On 1 August 2024, the European Banking Authority (EBA) and the European Central Bank (ECB) issued a joint report which assesses the latest payment data reported to these authorities under Article 96(6) of the revised Payment Services Directive (PSD2).
The joint report:
- Covers semi-annual data reported for the three reference periods H1 2022, H2 2022 and H1 2023.
- Focuses on the payment instruments of credit transfers, direct debits, card payments (from an EU/EEA issuing perspective), cash withdrawals and e-money transactions.
- Data covers all EU/EEA countries that reported the full time series.
- Analyses total payment transactions and the subset of fraudulent transactions, both in value and volume terms.
- Provides more detailed analyses on specific topics such as the main fraud types and the application of strong customer authentication (SCA), as well as some geographical and country-level analyses.

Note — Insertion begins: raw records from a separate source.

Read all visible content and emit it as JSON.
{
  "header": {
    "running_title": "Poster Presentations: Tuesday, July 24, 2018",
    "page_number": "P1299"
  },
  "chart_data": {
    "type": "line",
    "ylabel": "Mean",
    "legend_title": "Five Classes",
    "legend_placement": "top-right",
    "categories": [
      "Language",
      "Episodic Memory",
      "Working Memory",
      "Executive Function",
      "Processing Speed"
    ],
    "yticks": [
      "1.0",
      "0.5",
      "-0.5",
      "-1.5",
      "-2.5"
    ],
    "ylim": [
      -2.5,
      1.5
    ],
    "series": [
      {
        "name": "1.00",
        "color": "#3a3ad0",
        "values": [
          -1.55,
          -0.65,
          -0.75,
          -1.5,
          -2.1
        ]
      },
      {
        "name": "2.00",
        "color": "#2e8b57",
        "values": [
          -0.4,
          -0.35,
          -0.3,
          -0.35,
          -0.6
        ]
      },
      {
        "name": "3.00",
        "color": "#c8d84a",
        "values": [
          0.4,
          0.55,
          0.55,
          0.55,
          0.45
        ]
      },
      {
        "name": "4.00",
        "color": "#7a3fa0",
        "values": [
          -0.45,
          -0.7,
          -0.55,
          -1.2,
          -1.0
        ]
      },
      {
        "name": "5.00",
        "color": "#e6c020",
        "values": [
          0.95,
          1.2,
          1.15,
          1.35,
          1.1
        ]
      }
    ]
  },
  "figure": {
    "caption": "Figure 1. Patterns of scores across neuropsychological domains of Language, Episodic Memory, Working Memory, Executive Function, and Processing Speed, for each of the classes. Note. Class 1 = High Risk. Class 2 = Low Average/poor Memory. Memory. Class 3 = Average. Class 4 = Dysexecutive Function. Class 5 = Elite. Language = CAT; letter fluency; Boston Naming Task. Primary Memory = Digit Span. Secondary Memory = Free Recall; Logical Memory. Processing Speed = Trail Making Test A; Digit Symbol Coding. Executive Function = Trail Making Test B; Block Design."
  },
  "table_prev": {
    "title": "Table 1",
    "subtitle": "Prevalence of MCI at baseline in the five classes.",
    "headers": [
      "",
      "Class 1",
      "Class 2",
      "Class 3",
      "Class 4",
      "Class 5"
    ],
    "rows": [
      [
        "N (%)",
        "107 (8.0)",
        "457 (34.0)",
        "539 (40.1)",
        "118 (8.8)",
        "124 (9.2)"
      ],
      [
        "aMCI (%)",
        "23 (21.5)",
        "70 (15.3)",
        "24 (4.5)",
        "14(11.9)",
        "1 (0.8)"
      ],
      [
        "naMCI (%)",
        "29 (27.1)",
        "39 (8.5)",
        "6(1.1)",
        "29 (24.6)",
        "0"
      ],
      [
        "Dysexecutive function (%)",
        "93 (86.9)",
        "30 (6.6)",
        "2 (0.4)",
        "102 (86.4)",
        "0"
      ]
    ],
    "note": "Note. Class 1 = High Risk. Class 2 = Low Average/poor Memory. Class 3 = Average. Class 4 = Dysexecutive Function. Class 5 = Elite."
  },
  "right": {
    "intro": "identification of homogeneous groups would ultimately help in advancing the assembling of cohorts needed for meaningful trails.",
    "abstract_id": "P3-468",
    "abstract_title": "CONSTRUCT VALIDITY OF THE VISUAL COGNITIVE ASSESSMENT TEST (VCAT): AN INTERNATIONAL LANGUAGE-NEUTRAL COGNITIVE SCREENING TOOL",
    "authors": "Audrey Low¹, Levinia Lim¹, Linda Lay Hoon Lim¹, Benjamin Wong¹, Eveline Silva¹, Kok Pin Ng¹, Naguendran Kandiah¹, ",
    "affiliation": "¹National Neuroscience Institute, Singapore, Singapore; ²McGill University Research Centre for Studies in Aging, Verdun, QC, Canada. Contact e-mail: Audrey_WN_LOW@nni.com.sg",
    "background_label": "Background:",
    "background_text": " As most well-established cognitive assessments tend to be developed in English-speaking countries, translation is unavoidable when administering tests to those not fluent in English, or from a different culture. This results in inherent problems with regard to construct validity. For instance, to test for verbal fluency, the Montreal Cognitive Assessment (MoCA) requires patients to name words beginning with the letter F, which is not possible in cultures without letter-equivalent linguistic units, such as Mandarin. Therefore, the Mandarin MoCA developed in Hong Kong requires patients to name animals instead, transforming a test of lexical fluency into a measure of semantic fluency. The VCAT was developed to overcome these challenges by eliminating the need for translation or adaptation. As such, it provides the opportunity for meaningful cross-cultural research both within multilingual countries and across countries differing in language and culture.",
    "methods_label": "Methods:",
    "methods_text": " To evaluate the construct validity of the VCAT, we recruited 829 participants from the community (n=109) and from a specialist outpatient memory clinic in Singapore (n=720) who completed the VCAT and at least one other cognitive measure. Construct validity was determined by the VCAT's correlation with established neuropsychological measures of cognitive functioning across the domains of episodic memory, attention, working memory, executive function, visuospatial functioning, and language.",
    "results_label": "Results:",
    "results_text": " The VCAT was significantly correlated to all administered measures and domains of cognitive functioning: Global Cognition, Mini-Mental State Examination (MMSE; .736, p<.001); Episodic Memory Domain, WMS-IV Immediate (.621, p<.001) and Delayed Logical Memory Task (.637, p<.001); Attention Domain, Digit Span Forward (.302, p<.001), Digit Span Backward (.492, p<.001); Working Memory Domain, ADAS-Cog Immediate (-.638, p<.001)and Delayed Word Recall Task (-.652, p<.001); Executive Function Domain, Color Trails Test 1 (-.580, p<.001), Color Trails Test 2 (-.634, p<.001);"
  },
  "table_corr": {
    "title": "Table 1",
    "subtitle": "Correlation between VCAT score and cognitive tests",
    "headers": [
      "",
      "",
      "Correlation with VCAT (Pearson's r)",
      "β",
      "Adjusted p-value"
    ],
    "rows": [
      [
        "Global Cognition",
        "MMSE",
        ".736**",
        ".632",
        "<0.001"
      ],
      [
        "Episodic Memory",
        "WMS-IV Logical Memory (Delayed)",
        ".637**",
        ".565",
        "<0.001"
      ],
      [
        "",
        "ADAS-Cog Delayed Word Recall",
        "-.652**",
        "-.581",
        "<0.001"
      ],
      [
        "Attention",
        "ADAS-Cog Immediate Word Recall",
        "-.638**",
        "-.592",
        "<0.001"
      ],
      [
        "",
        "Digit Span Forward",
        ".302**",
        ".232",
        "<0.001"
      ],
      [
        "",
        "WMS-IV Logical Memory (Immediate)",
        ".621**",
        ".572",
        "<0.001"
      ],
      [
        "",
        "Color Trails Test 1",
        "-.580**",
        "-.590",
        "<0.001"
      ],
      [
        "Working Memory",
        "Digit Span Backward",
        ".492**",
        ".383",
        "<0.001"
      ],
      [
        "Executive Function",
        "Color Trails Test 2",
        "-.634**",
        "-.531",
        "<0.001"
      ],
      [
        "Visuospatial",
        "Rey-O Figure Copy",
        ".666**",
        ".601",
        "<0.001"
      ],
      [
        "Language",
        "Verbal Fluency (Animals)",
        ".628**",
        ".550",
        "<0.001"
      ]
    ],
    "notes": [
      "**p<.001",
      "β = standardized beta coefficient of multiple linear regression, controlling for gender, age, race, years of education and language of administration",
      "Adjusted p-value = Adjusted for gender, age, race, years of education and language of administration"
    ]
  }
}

Key messages in the joint report include:
- Payment fraud reported by the industry across the EEA amounted to EUR 4.3 billion in the year 2022 and EUR 2.0 billion in the first half of 2023.
- Most payment fraud in value terms was related to credit transfers and card payments, across all three reference periods analysed.
- SCA was applied for the majority of electronic payments in value terms, especially for credit transfers (around 77%).
- In general, SCA-authenticated transactions showed lower fraud rates than non-SCA transactions, especially for card payments.
- Fraud rates for card payments turned out to be significantly (about ten times) higher when the counterpart is located outside the EEA, where the application of SCA may not be requested.
- The adoption of the regulatory technical standards for SCA and common and secure open standards of communication has had a positive effect on reducing fraudulent payments, especially for transactions conducted within the EEA.
The EBA and the ECB will continue to closely monitor developments in payment fraud, using data collected under the PSD2 and the ECB Regulation on payments statistics.